In animals, DNA sequences are not transcribed directly into full-length RNA molecules, ready for translation into a final protein. There is a pre-translational process wherein transcribed sections of DNA, so-called introns, are spliced together, and a single gene can be assembled into alternative spliced products. Alternative splicing is one method whereby more than one protein form can be produced by a single gene (1). Cellular proteins that coordinate the splicing process are referred to, in aggregate, as the spliceosome. Errors in normal splicing can produce inherited disease, and it estimated that 15% of disease-causing mutations involve splicing (2), (3). Examples of spliceosome diseases are spinal muscular atrophy and some forms of retinitis pigmentosa (1). In both diseases, pathology is limited to a specific type of cell; retinal cells and their pigment layer in retinitis pigmentosa, and motor neuron cells in the spinal muscular atrophy. One might expect that mutations in spliceosomes would cause deficiencies in diverse cell types, with multi-organ and multi-system disease (e.g., syndromic disease). That this is not the case is somewhat of a mystery, and the catalyst for much speculation. Faustino and Cooper have categorized splicing diseases into different types, including: those that affect a single gene, those that affect multiple genes, those that cause aberrant splicing that result in unnatural mRNAs, and those that cause the inappropriate expression of natural mRNAs (1).

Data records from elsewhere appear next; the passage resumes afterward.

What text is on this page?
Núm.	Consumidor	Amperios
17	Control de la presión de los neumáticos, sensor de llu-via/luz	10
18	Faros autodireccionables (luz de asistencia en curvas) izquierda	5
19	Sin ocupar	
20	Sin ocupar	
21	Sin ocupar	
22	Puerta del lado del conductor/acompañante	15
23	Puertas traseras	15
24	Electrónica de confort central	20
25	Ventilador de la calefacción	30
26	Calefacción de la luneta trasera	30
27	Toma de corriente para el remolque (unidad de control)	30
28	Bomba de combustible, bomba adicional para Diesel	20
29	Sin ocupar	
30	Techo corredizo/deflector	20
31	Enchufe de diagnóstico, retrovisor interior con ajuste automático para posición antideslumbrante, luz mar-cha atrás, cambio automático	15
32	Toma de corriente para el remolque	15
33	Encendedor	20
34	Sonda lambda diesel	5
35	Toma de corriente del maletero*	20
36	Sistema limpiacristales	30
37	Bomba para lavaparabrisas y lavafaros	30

Rare Disease Day is coming up February 29 (a rare day for rare diseases). In honor of the upcoming event, I'll be posting blogs all month, related to the rare diseases and to rare disease funding.
- Jules Berman (copyrighted material)
key words: rare disease, orphan drugs, orphan diseases, zebra diseases, rare disease day, disease complexity, DNA splicing, common diseases, jules j berman
References:
[1] Faustino NA, Cooper TA. Pre-mRNA splicing and human disease. Genes and Dev 17:419-437, 2003.
[2] Pagani F, Baralle FE. Genomic variants in exons and introns: identifying the splicing spoilers. Nat Rev Genet 5:389-396, 2004.
[3] Fraser HB, Xie X. Common polymorphic transcript variation in human disease. Genome Res 2009 Apr;19(4):567-575, 2009.